Most states require employers to carry workers’ compensation coverage. This is an important benefit for the employees as it guarantees financial support should they get ill or injured because of their jobs. Texas is an exception to the rule. The state does not mandate coverage for workers compensation. Businesses have a choice to get it or not with each option having their own pros and cons. Those that opt not to get Texas workers compensation may save some money but they open themselves up to the possibility of a lawsuit from employees which can be an expensive process. Non-subscribers also won’t be able to use certain legal defenses which weakens their position in court.
Businesses that choose to get workers compensation insurance are called subscribers. Those that choose to opt out are called non-subscribers. The latter will still need to pay for employee benefits. Companies that wish to get involved in Texas government projects must carry this type of insurance. Since these contracts are highly lucrative, it makes sense for the businesses to get the coverage to qualify. Subscription to this insurance puts a limit on the amount that injured employees can receive. The law sets these limits. Employers that have elected to discontinue their coverage must inform their employees and Texas Department of Insurance as soon as possible.
New hires must be notified about coverage or non-coverage. The same notice should be posted in the workplace to remind the employees. New hires have five days to waive rights to workers comp benefits in order to retain their rights to sue employers for work-related injuries. If they do this, then they will no longer receive medical or income benefits under the law for workers compensation. All of the options must be studied carefully by affected individuals since these can have a big impact on their lives in the future.

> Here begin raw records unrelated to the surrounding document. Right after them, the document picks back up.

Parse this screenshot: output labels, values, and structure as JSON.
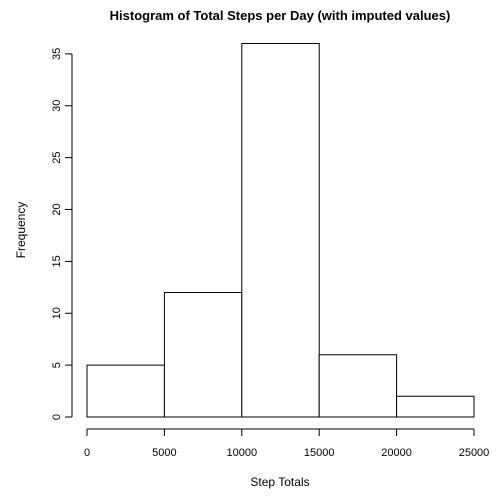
{
  "chart_data": {
    "type": "bar",
    "title": "Histogram of Total Steps per Day (with imputed values)",
    "xlabel": "Step Totals",
    "ylabel": "Frequency",
    "bins": [
      {
        "start": 0,
        "end": 5000,
        "count": 5
      },
      {
        "start": 5000,
        "end": 10000,
        "count": 12
      },
      {
        "start": 10000,
        "end": 15000,
        "count": 36
      },
      {
        "start": 15000,
        "end": 20000,
        "count": 6
      },
      {
        "start": 20000,
        "end": 25000,
        "count": 2
      }
    ],
    "xlim": [
      0,
      25000
    ],
    "ylim": [
      0,
      36
    ],
    "x_ticks": [
      0,
      5000,
      10000,
      15000,
      20000,
      25000
    ],
    "x_tick_labels": [
      "0",
      "5000",
      "10000",
      "15000",
      "20000",
      "25000"
    ],
    "y_ticks": [
      0,
      5,
      10,
      15,
      20,
      25,
      30,
      35
    ],
    "y_tick_labels": [
      "0",
      "5",
      "10",
      "15",
      "20",
      "25",
      "30",
      "35"
    ],
    "bar_fill": "#ffffff",
    "bar_stroke": "#000000",
    "grid": false,
    "legend": "none"
  }
}
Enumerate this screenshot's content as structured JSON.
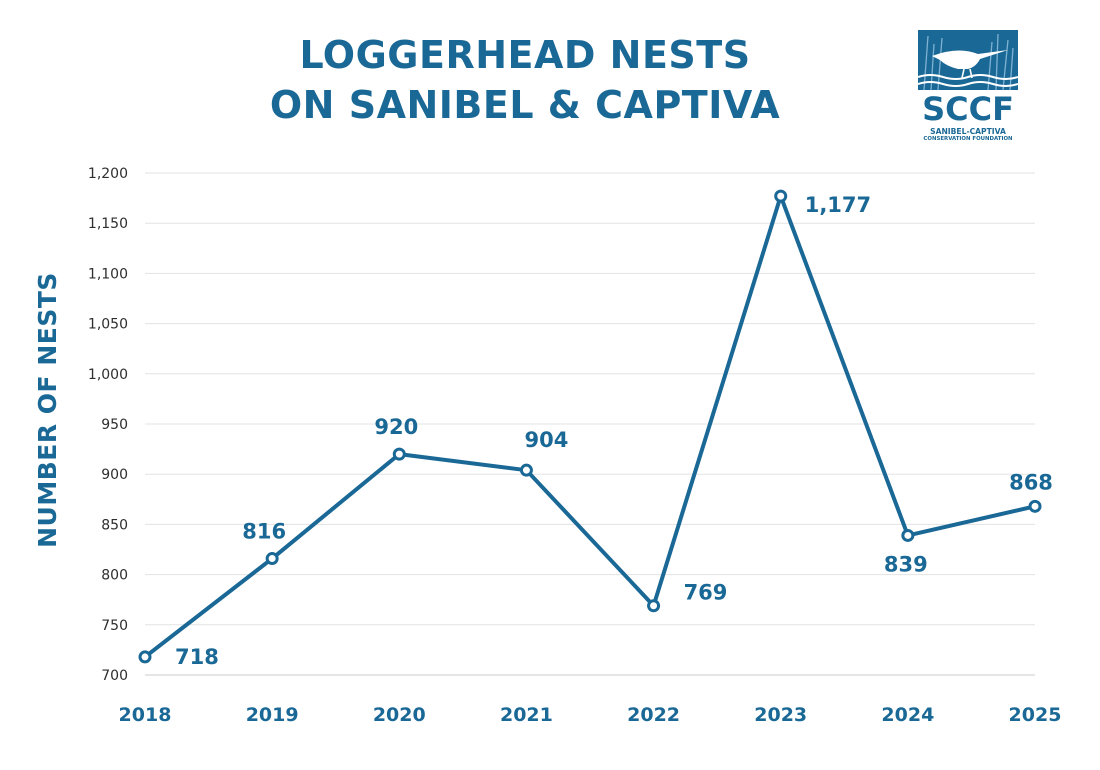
{
  "header": {
    "title_line1": "LOGGERHEAD NESTS",
    "title_line2": "ON SANIBEL & CAPTIVA"
  },
  "logo": {
    "name": "SCCF",
    "subtitle_line1": "SANIBEL-CAPTIVA",
    "subtitle_line2": "CONSERVATION FOUNDATION",
    "icon": "shorebird-marsh-icon"
  },
  "colors": {
    "primary": "#1a6896",
    "grid": "#e3e3e3",
    "tick_text": "#2e2e2e"
  },
  "chart_data": {
    "type": "line",
    "title": "LOGGERHEAD NESTS ON SANIBEL & CAPTIVA",
    "xlabel": "",
    "ylabel": "NUMBER OF NESTS",
    "x": [
      "2018",
      "2019",
      "2020",
      "2021",
      "2022",
      "2023",
      "2024",
      "2025"
    ],
    "series": [
      {
        "values": [
          718,
          816,
          920,
          904,
          769,
          1177,
          839,
          868
        ],
        "labels": [
          "718",
          "816",
          "920",
          "904",
          "769",
          "1,177",
          "839",
          "868"
        ]
      }
    ],
    "ylim": [
      700,
      1200
    ],
    "yticks": [
      700,
      750,
      800,
      850,
      900,
      950,
      1000,
      1050,
      1100,
      1150,
      1200
    ],
    "ytick_labels": [
      "700",
      "750",
      "800",
      "850",
      "900",
      "950",
      "1,000",
      "1,050",
      "1,100",
      "1,150",
      "1,200"
    ],
    "grid": true,
    "legend": "none"
  }
}
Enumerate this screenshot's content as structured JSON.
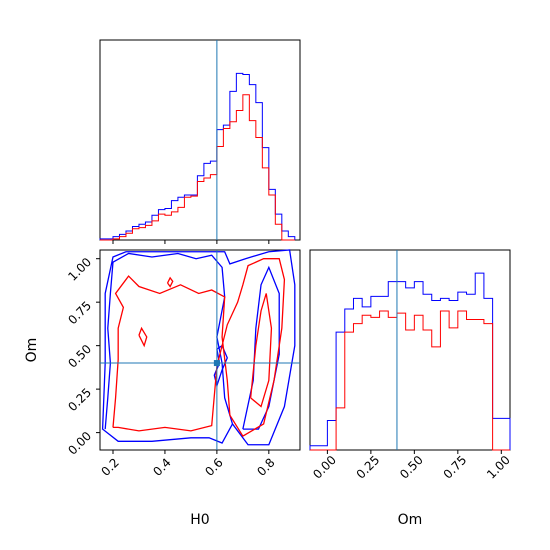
{
  "chart_data": {
    "type": "corner",
    "parameters": [
      "H0",
      "Om"
    ],
    "truths": {
      "H0": 0.6,
      "Om": 0.4
    },
    "colors": {
      "blue": "#0000ff",
      "red": "#ff0000",
      "truth": "#1f77b4"
    },
    "panels": [
      {
        "id": "hist_H0",
        "type": "histogram",
        "xlim": [
          0.15,
          0.92
        ],
        "bin_edges": [
          0.15,
          0.175,
          0.2,
          0.225,
          0.25,
          0.275,
          0.3,
          0.325,
          0.35,
          0.375,
          0.4,
          0.425,
          0.45,
          0.475,
          0.5,
          0.525,
          0.55,
          0.575,
          0.6,
          0.625,
          0.65,
          0.675,
          0.7,
          0.725,
          0.75,
          0.775,
          0.8,
          0.825,
          0.85,
          0.875,
          0.9
        ],
        "series": [
          {
            "color": "blue",
            "counts": [
              1,
              1,
              3,
              5,
              8,
              12,
              14,
              16,
              22,
              27,
              28,
              35,
              38,
              40,
              40,
              57,
              68,
              70,
              98,
              102,
              132,
              148,
              147,
              138,
              122,
              82,
              45,
              23,
              8,
              3
            ]
          },
          {
            "color": "red",
            "counts": [
              0,
              0,
              1,
              3,
              6,
              10,
              11,
              13,
              17,
              23,
              22,
              25,
              29,
              38,
              39,
              52,
              55,
              58,
              83,
              99,
              105,
              115,
              129,
              106,
              91,
              64,
              40,
              14,
              0,
              0
            ]
          }
        ],
        "xticks_visible": false
      },
      {
        "id": "hist_Om",
        "type": "histogram",
        "xlim": [
          -0.1,
          1.05
        ],
        "xlabel": "Om",
        "xticks": [
          "0.00",
          "0.25",
          "0.50",
          "0.75",
          "1.00"
        ],
        "bin_edges": [
          -0.1,
          -0.05,
          0.0,
          0.05,
          0.1,
          0.15,
          0.2,
          0.25,
          0.3,
          0.35,
          0.4,
          0.45,
          0.5,
          0.55,
          0.6,
          0.65,
          0.7,
          0.75,
          0.8,
          0.85,
          0.9,
          0.95,
          1.0,
          1.05
        ],
        "series": [
          {
            "color": "blue",
            "counts": [
              2,
              2,
              14,
              56,
              67,
              72,
              68,
              73,
              73,
              80,
              80,
              77,
              80,
              74,
              71,
              72,
              71,
              75,
              74,
              84,
              72,
              15,
              15
            ]
          },
          {
            "color": "red",
            "counts": [
              0,
              0,
              0,
              20,
              56,
              60,
              64,
              63,
              66,
              63,
              65,
              57,
              64,
              57,
              49,
              66,
              58,
              66,
              62,
              62,
              60,
              0,
              0
            ]
          }
        ],
        "ylim": [
          0,
          95
        ]
      },
      {
        "id": "contour_H0_Om",
        "type": "contour",
        "xlim": [
          0.15,
          0.92
        ],
        "ylim": [
          -0.1,
          1.05
        ],
        "xlabel": "H0",
        "ylabel": "Om",
        "xticks": [
          "0.2",
          "0.4",
          "0.6",
          "0.8"
        ],
        "yticks": [
          "0.00",
          "0.25",
          "0.50",
          "0.75",
          "1.00"
        ],
        "series": [
          {
            "color": "blue",
            "contours": [
              [
                [
                  0.17,
                  0.02
                ],
                [
                  0.18,
                  0.2
                ],
                [
                  0.19,
                  0.4
                ],
                [
                  0.18,
                  0.6
                ],
                [
                  0.19,
                  0.8
                ],
                [
                  0.2,
                  0.98
                ],
                [
                  0.26,
                  1.03
                ],
                [
                  0.35,
                  1.01
                ],
                [
                  0.45,
                  1.03
                ],
                [
                  0.52,
                  1.0
                ],
                [
                  0.58,
                  1.02
                ],
                [
                  0.62,
                  0.95
                ],
                [
                  0.63,
                  0.78
                ],
                [
                  0.6,
                  0.55
                ],
                [
                  0.62,
                  0.4
                ],
                [
                  0.63,
                  0.2
                ],
                [
                  0.66,
                  0.05
                ],
                [
                  0.72,
                  -0.07
                ],
                [
                  0.8,
                  -0.07
                ],
                [
                  0.86,
                  0.15
                ],
                [
                  0.9,
                  0.5
                ],
                [
                  0.9,
                  0.85
                ],
                [
                  0.88,
                  1.05
                ],
                [
                  0.8,
                  1.04
                ],
                [
                  0.71,
                  1.0
                ],
                [
                  0.65,
                  0.97
                ],
                [
                  0.63,
                  1.04
                ],
                [
                  0.55,
                  1.04
                ],
                [
                  0.4,
                  1.04
                ],
                [
                  0.25,
                  1.04
                ],
                [
                  0.2,
                  1.01
                ],
                [
                  0.17,
                  0.8
                ],
                [
                  0.17,
                  0.4
                ],
                [
                  0.16,
                  0.02
                ],
                [
                  0.22,
                  -0.05
                ],
                [
                  0.35,
                  -0.05
                ],
                [
                  0.5,
                  -0.03
                ],
                [
                  0.57,
                  -0.03
                ],
                [
                  0.62,
                  -0.06
                ],
                [
                  0.66,
                  0.05
                ]
              ],
              [
                [
                  0.6,
                  0.48
                ],
                [
                  0.61,
                  0.4
                ],
                [
                  0.59,
                  0.33
                ],
                [
                  0.6,
                  0.27
                ],
                [
                  0.62,
                  0.36
                ],
                [
                  0.64,
                  0.43
                ],
                [
                  0.62,
                  0.5
                ],
                [
                  0.6,
                  0.48
                ]
              ],
              [
                [
                  0.7,
                  0.02
                ],
                [
                  0.74,
                  0.3
                ],
                [
                  0.75,
                  0.6
                ],
                [
                  0.77,
                  0.85
                ],
                [
                  0.8,
                  0.95
                ],
                [
                  0.84,
                  0.8
                ],
                [
                  0.84,
                  0.45
                ],
                [
                  0.8,
                  0.15
                ],
                [
                  0.76,
                  0.02
                ],
                [
                  0.7,
                  0.02
                ]
              ]
            ]
          },
          {
            "color": "red",
            "contours": [
              [
                [
                  0.2,
                  0.03
                ],
                [
                  0.21,
                  0.2
                ],
                [
                  0.22,
                  0.42
                ],
                [
                  0.22,
                  0.6
                ],
                [
                  0.24,
                  0.72
                ],
                [
                  0.21,
                  0.8
                ],
                [
                  0.26,
                  0.9
                ],
                [
                  0.3,
                  0.84
                ],
                [
                  0.38,
                  0.8
                ],
                [
                  0.46,
                  0.85
                ],
                [
                  0.53,
                  0.8
                ],
                [
                  0.58,
                  0.82
                ],
                [
                  0.63,
                  0.78
                ],
                [
                  0.62,
                  0.55
                ],
                [
                  0.64,
                  0.3
                ],
                [
                  0.65,
                  0.1
                ],
                [
                  0.7,
                  -0.02
                ],
                [
                  0.78,
                  0.05
                ],
                [
                  0.82,
                  0.3
                ],
                [
                  0.85,
                  0.6
                ],
                [
                  0.86,
                  0.88
                ],
                [
                  0.84,
                  1.0
                ],
                [
                  0.78,
                  1.0
                ],
                [
                  0.72,
                  0.96
                ],
                [
                  0.7,
                  0.85
                ],
                [
                  0.68,
                  0.75
                ],
                [
                  0.64,
                  0.62
                ],
                [
                  0.62,
                  0.5
                ],
                [
                  0.6,
                  0.38
                ],
                [
                  0.58,
                  0.04
                ],
                [
                  0.5,
                  0.01
                ],
                [
                  0.4,
                  0.03
                ],
                [
                  0.3,
                  0.01
                ],
                [
                  0.22,
                  0.03
                ],
                [
                  0.2,
                  0.03
                ]
              ],
              [
                [
                  0.73,
                  0.2
                ],
                [
                  0.75,
                  0.5
                ],
                [
                  0.77,
                  0.7
                ],
                [
                  0.79,
                  0.8
                ],
                [
                  0.81,
                  0.6
                ],
                [
                  0.8,
                  0.3
                ],
                [
                  0.77,
                  0.15
                ],
                [
                  0.73,
                  0.2
                ]
              ],
              [
                [
                  0.3,
                  0.56
                ],
                [
                  0.32,
                  0.5
                ],
                [
                  0.33,
                  0.55
                ],
                [
                  0.31,
                  0.6
                ],
                [
                  0.3,
                  0.56
                ]
              ],
              [
                [
                  0.41,
                  0.86
                ],
                [
                  0.42,
                  0.84
                ],
                [
                  0.43,
                  0.87
                ],
                [
                  0.42,
                  0.89
                ],
                [
                  0.41,
                  0.86
                ]
              ]
            ]
          }
        ]
      }
    ]
  }
}
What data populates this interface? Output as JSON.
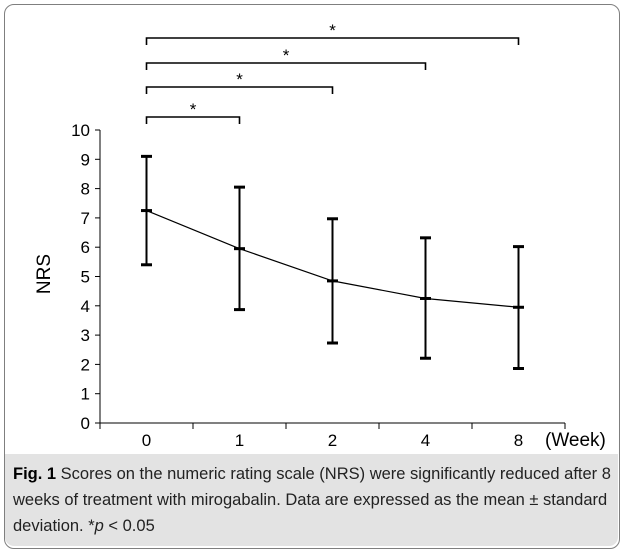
{
  "chart_data": {
    "type": "line",
    "categories": [
      "0",
      "1",
      "2",
      "4",
      "8"
    ],
    "x_unit_label": "(Week)",
    "ylabel": "NRS",
    "ylim": [
      0,
      10
    ],
    "yticks": [
      "0",
      "1",
      "2",
      "3",
      "4",
      "5",
      "6",
      "7",
      "8",
      "9",
      "10"
    ],
    "series": [
      {
        "values": [
          7.25,
          5.95,
          4.85,
          4.25,
          3.95
        ],
        "error_upper": [
          9.1,
          8.05,
          6.97,
          6.32,
          6.02
        ],
        "error_lower": [
          5.4,
          3.87,
          2.73,
          2.21,
          1.86
        ]
      }
    ],
    "significance_brackets": [
      {
        "from": "0",
        "to": "1",
        "label": "*"
      },
      {
        "from": "0",
        "to": "2",
        "label": "*"
      },
      {
        "from": "0",
        "to": "4",
        "label": "*"
      },
      {
        "from": "0",
        "to": "8",
        "label": "*"
      }
    ],
    "grid": false,
    "colors": {
      "line": "#000000",
      "caption_background": "#e3e3e3",
      "border": "#7f7f7f"
    }
  },
  "caption": {
    "figure_label": "Fig. 1",
    "text": " Scores on the numeric rating scale (NRS) were significantly reduced after 8 weeks of treatment with mirogabalin. Data are expressed as the mean ± standard deviation. *",
    "p_symbol": "p",
    "p_text": " < 0.05"
  }
}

According to the Texas workers compensation law, the coverage extends to any injury or illness that was sustained during the course of employment without regard to fault. Benefits should be given as long as the employee was harmed while performing work for the business. It doesn’t have to be confined to the workplace premises. Injuries that were sustained during work-related travel still fall under the scope of this insurance. However, injuries can be excluded if they were sustained because of self-injury, willful criminal acts, intoxication, voluntary off-duty activity, acts of God, or employee’s horseplay.
The injured worker must file a report about the injury within 30 days and submit the formal paperwork for the insurance claim within a year. Some injuries and illness do not become apparent immediately. In these cases, the start of the count would be the date when the employee should have known that the condition was related to work. Texas law emphasizes return to work programs since these hasten recovery according to many studies. Employers are prohibited from discrimination or retaliation against employees that file workers compensation claims. Negative remarks should be avoided.